43 Thus to read into the principles stated in Re Empire Mining that the Court's power is subject to a qualification that creditors may only be compelled to give up their debentures in exchange for shares if they have agreed to do so, would be antithetical to the nature of schemes of arrangement. A scheme which requires the consent of all creditors is not a scheme of arrangement at all.
44 Importantly, the broad proposition for which Re Empire Mining seems to me to stand was endorsed without qualification by the High Court in Isles v Daily Mail Newspaper Ltd (1912) 14 CLR 193 at 199 per Griffith CJ and at 209 per Isaacs J.
45 Mr Sheahan sought to read a qualification into the statements of principle expressed by their Honours in Isles, because the terms on which the debentures were issued suggested that the element of compulsion may not have been present in the arrangement under which the debenture holders were required to exchange the debentures for fully paid shares in the new company.
46 However, the principle stated by Griffith CJ at 199, does not seem to me to bear out that submission. Isaacs J put it even more succinctly at 205, by stating:
The mere fact that the substituted right is a paid up share instead of a debenture is no valid objection: In Re Empire Mining Co… (Citation omitted)
47 In my view the principle stated by Isaacs J (and by Griffith CJ) is quite clear and cannot be read down in the manner suggested by the opponents. Nor was there any qualification in the principle stated, to the same effect, by the Full Court of the Supreme Court of Victoria, in Re City of Melbourne Bank (in liq) (1897) 19 ALT 80 at 283.
48 There may be some tension between the statement in Re City of Melbourne Bank that it would be open to a creditor to renounce its entitlement to shares and the practical considerations to which Lockhart J pointed in Re Hunter at 426. The same may be said of the remarks of North J in Re Empire Mining at 410 that the debenture holders need not take up the shares.
49 But I do not consider that it is necessary to resolve that question. The short answer to the essential question of construction is that a compromise or arrangement between a company and its creditors, under which the creditors receive shares in the company in substitution for their debts, is one which falls within s 411.
50 Section 231 must be read subject to s 411. To do otherwise would be to emasculate the broad scope of s 411. There is nothing in s 231 to suggest that it is an exhaustive definition of the circumstances in which a person is a member.

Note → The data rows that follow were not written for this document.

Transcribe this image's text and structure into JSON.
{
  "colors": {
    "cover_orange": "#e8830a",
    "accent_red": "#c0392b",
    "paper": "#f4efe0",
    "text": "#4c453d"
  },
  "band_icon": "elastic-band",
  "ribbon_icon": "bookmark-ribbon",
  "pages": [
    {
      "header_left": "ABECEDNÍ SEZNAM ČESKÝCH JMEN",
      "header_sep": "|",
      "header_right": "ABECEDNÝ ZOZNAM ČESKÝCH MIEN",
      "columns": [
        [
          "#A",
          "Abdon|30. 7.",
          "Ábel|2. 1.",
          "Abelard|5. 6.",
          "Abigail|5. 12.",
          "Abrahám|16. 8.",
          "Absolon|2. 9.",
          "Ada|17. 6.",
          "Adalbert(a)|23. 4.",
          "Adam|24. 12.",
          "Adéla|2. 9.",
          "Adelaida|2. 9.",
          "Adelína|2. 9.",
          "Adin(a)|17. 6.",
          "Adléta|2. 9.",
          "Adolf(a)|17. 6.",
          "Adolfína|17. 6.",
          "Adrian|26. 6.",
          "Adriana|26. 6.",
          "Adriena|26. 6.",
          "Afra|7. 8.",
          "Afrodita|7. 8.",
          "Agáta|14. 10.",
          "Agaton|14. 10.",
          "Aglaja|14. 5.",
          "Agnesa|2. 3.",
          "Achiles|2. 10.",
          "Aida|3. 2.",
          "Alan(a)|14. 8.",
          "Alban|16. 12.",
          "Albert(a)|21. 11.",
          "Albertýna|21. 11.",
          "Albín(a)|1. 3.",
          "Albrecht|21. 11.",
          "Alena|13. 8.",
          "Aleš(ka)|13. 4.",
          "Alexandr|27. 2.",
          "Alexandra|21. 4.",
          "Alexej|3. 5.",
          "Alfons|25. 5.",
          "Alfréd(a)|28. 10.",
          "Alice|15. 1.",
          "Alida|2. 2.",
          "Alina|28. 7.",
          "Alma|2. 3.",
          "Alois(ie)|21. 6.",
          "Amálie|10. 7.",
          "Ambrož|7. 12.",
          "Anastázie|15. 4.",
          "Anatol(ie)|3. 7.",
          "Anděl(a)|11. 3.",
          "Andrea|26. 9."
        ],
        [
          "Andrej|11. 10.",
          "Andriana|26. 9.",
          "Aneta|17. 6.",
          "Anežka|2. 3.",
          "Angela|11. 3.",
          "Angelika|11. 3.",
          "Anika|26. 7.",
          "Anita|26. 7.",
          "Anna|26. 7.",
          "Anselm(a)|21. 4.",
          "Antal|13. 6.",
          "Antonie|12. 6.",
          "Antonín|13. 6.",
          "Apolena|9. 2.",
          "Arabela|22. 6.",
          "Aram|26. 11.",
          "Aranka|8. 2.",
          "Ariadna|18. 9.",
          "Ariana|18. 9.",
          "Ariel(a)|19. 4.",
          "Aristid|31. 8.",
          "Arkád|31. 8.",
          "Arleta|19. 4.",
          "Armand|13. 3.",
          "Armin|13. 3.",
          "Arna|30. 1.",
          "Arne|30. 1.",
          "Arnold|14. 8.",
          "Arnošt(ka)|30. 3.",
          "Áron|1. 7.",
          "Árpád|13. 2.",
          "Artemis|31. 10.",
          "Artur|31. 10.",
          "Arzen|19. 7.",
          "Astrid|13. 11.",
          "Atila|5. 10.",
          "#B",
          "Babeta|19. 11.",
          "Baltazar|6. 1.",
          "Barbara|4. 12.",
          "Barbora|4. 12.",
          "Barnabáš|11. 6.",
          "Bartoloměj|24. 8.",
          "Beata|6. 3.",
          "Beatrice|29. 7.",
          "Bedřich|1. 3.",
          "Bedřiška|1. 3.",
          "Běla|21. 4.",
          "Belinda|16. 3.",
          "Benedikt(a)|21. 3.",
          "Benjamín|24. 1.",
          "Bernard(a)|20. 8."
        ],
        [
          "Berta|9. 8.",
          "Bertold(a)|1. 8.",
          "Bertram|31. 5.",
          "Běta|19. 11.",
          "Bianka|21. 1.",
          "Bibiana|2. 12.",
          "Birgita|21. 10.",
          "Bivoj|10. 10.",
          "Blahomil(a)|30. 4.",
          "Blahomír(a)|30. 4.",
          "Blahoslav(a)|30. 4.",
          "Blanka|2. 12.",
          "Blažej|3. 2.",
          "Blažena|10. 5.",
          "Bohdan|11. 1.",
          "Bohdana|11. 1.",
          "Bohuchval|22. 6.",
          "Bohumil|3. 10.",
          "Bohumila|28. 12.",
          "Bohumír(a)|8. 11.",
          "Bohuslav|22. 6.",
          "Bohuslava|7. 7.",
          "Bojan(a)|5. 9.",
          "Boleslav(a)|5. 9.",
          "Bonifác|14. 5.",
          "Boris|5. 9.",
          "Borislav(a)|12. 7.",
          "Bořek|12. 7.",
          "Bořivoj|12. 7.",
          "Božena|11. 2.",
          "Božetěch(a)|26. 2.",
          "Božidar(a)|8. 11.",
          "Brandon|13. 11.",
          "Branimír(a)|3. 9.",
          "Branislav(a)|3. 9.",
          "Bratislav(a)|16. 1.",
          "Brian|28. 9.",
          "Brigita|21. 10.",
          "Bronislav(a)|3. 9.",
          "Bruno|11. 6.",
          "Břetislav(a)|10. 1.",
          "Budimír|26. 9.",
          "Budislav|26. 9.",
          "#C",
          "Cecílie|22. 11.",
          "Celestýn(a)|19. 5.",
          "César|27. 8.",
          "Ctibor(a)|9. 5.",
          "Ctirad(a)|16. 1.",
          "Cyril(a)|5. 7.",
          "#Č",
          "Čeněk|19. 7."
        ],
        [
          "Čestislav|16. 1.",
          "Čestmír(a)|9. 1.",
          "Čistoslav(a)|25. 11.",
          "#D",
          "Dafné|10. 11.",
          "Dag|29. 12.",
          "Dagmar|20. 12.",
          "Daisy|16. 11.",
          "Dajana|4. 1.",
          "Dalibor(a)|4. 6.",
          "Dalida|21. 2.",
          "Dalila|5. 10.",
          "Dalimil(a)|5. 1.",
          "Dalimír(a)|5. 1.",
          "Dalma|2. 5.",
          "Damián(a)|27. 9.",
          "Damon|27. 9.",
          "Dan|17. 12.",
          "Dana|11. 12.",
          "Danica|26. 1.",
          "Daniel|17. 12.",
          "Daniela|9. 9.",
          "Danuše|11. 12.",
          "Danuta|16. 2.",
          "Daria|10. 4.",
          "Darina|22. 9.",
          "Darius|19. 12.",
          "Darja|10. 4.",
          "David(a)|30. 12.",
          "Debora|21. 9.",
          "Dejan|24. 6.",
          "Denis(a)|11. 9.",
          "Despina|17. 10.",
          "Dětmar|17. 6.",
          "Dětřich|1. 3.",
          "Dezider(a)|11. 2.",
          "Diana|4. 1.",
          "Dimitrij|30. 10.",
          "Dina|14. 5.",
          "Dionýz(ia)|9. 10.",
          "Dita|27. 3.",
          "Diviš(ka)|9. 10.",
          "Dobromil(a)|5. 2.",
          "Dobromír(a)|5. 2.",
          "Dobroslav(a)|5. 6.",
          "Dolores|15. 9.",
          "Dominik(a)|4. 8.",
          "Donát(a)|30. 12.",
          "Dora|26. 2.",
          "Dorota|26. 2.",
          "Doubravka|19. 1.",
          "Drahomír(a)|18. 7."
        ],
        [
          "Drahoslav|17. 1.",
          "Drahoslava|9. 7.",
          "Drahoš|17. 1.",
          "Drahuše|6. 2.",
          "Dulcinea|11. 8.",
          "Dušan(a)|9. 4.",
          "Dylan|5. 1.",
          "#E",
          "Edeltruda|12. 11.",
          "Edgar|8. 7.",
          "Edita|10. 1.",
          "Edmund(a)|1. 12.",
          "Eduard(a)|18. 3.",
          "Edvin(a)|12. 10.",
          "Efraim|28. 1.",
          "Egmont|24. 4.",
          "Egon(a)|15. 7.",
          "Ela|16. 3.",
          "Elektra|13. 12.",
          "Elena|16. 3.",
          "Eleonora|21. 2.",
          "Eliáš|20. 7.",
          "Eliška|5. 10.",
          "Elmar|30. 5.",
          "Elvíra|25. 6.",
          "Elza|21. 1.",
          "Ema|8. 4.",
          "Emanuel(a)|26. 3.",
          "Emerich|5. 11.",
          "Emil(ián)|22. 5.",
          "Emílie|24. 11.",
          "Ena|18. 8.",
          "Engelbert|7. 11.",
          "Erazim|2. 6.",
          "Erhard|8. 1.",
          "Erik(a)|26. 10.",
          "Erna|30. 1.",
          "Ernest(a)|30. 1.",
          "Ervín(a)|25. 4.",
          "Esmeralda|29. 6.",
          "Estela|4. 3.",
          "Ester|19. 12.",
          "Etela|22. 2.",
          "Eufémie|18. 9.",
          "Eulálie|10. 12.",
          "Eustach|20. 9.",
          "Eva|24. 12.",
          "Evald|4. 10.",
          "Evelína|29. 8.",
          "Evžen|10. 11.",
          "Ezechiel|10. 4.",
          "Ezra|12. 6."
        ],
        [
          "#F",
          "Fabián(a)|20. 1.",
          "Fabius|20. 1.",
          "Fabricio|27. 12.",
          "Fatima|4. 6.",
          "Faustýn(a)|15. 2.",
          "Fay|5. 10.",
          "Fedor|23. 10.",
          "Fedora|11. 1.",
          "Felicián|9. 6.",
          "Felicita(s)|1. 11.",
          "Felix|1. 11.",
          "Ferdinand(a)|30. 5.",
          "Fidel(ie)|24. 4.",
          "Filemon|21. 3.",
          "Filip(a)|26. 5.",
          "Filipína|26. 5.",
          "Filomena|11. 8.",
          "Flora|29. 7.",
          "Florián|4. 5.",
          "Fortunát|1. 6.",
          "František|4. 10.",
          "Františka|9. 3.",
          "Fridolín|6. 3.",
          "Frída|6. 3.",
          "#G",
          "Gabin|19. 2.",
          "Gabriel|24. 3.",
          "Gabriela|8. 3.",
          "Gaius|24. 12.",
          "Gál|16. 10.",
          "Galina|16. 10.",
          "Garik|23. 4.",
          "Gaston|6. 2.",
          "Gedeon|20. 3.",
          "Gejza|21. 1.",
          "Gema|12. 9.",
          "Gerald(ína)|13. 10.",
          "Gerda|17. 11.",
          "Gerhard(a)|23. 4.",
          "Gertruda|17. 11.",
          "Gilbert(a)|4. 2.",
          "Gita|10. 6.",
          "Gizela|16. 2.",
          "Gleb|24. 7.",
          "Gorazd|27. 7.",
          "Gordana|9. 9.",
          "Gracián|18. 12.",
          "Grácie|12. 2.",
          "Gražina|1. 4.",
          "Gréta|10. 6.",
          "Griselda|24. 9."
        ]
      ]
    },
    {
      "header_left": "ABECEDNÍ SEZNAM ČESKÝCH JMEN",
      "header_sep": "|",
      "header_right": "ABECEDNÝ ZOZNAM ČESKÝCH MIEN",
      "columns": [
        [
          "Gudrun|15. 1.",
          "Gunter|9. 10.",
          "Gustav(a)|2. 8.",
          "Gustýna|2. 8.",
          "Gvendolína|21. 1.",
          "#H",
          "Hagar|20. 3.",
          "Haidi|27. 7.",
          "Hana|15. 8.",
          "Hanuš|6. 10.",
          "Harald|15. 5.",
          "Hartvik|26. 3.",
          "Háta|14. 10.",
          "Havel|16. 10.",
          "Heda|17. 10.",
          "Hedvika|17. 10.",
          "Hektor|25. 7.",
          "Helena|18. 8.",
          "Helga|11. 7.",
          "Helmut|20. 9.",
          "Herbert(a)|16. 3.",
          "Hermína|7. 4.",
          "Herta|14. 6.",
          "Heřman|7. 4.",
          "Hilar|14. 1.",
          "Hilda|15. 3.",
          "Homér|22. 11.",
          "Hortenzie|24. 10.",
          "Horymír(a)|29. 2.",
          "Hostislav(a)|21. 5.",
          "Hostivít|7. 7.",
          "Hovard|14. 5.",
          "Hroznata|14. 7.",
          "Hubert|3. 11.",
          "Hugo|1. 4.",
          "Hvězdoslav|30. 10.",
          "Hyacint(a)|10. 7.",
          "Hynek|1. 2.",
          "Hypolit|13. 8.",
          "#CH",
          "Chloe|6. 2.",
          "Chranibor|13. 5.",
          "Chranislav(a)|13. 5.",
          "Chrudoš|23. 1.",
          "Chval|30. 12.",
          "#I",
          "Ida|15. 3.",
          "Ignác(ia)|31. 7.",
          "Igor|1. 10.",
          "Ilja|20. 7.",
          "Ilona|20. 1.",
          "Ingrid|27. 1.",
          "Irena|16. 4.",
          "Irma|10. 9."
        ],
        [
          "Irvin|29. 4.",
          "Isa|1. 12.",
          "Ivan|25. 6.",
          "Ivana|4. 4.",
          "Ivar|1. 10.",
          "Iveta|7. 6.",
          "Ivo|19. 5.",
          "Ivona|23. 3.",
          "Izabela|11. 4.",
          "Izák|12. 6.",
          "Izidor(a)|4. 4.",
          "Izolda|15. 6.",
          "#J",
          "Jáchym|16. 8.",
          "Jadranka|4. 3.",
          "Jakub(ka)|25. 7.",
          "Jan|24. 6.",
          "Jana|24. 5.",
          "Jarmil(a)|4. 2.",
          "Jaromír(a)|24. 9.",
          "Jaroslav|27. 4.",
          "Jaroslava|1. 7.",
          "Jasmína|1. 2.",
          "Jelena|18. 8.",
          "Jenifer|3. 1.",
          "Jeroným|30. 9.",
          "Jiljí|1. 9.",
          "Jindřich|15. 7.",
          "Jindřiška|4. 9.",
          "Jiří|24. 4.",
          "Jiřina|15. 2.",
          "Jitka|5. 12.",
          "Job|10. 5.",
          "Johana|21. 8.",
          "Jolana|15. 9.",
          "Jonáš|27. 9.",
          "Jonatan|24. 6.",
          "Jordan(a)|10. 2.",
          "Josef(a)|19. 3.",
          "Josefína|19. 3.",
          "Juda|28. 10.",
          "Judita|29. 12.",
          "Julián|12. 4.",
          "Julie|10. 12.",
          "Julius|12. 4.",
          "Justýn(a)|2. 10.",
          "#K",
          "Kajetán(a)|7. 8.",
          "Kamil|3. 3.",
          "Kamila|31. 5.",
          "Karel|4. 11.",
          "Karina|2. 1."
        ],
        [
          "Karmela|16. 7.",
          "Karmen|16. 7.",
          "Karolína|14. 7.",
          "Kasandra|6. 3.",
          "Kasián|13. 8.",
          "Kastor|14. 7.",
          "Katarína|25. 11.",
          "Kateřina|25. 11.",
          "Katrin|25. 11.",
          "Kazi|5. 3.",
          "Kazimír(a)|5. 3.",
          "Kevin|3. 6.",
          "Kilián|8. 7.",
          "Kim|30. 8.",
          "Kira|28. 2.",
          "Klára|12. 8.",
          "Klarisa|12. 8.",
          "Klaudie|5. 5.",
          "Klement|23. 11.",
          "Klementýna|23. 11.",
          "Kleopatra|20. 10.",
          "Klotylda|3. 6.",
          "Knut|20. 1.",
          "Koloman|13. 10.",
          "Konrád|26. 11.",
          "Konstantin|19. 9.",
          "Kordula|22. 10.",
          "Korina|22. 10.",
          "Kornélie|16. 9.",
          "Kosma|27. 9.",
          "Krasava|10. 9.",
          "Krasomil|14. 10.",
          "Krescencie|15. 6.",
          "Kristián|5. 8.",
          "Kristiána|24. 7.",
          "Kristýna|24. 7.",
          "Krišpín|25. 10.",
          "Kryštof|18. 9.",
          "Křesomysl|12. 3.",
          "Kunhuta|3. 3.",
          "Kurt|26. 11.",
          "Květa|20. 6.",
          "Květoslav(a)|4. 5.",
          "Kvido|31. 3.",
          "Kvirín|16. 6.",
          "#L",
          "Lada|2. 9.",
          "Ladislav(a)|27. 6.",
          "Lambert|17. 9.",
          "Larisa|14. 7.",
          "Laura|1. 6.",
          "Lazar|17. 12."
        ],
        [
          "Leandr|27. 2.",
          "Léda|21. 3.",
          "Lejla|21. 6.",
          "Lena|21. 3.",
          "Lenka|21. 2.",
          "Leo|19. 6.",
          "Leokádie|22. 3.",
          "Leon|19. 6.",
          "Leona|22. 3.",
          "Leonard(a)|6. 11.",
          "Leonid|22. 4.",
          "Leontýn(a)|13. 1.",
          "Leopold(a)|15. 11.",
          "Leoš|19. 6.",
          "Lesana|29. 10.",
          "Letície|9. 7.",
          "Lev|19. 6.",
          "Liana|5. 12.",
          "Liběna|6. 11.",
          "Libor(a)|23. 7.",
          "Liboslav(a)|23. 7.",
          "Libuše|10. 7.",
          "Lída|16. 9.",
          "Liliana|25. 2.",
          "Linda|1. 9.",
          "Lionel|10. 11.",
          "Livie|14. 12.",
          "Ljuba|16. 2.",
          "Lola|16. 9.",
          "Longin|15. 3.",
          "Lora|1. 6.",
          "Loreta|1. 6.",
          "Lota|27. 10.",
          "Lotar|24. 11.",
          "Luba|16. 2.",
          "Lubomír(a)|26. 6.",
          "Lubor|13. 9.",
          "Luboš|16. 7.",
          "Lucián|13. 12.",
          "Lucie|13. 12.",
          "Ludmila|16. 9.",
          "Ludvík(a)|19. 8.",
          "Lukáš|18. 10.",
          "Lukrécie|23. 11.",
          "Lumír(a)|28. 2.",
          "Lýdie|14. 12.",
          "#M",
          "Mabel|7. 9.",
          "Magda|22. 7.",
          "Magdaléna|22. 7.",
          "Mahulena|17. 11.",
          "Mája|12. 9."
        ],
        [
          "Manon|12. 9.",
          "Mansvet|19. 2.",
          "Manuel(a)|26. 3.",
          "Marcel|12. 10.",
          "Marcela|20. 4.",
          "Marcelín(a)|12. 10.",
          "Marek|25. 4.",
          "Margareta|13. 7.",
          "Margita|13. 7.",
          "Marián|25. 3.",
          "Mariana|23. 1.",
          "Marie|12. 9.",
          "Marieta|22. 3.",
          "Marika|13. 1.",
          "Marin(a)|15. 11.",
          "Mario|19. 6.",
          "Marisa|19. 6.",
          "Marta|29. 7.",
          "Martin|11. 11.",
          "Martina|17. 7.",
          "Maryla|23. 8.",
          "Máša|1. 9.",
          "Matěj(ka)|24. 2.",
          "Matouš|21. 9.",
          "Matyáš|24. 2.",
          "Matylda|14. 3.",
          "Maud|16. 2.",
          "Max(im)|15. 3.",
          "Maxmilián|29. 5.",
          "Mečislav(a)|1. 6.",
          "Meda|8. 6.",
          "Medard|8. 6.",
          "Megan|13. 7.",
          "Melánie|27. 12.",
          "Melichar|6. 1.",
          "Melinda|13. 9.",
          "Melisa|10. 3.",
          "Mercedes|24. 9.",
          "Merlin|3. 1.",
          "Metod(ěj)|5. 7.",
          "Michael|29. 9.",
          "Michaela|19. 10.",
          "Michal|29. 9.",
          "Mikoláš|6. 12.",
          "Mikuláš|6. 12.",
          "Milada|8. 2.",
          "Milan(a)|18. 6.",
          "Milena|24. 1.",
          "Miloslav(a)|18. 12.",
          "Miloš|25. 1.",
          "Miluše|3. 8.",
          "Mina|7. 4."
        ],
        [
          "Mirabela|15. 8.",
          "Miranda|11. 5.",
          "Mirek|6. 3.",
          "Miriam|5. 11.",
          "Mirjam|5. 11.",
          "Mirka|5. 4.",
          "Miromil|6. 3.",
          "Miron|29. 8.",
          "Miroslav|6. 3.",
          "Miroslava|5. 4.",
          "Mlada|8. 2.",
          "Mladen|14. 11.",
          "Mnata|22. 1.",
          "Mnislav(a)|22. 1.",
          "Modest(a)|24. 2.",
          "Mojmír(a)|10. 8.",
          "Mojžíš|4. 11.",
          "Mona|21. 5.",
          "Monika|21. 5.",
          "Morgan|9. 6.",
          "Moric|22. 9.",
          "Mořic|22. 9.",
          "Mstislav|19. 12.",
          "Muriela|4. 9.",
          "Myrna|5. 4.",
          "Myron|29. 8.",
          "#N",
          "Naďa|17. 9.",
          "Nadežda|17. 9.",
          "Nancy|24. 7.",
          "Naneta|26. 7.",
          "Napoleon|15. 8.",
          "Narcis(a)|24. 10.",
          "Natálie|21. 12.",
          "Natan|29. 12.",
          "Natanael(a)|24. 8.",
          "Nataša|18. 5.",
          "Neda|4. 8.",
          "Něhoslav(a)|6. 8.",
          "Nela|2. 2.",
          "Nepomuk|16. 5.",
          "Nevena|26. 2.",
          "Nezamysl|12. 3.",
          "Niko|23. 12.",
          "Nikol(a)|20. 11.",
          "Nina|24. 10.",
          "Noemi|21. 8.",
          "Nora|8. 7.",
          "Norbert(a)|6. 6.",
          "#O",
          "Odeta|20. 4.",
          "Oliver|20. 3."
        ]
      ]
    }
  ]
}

Authorities of over 100 years standing, including a decision of the High Court of Australia, suggest otherwise.
51 So too do more recent Australian authorities: see Re Crusader Limited [1995] 1 Qd R 117 at 128 - 129 per Thomas J. It is true that his Honour said at 129 that on the facts of the case there was sufficient assent or agreement on the part of the note holders to satisfy the requirements of the predecessor of s 231. But his Honour went on to express a preference for the view that Re Empire Mining and later authorities support the view that a scheme under which debenture holders exchange their security for paid up shares in a new company, can be approved under s 411, provided that they are not an evasion of some requirement of the law: see also the decision of Santow J in Re Advance Bank Australia Limited (No 2) (1997) 22 ACSR 513 at 529-530.
52 The only authority which seems to me to lend support to Mr Sheahan's submission is the decision of Heenan J in Re Bulong Nickel Pty Ltd (2002) 42 ACSR 52, at [4]. However, with respect to the learned judge, the authorities to which he referred, namely, Re Empire Mining, Re Alabama Railway and Re Crusader, seem to me to stand for the opposite of the proposition stated in the last sentence of [4] of his Honour's reasons.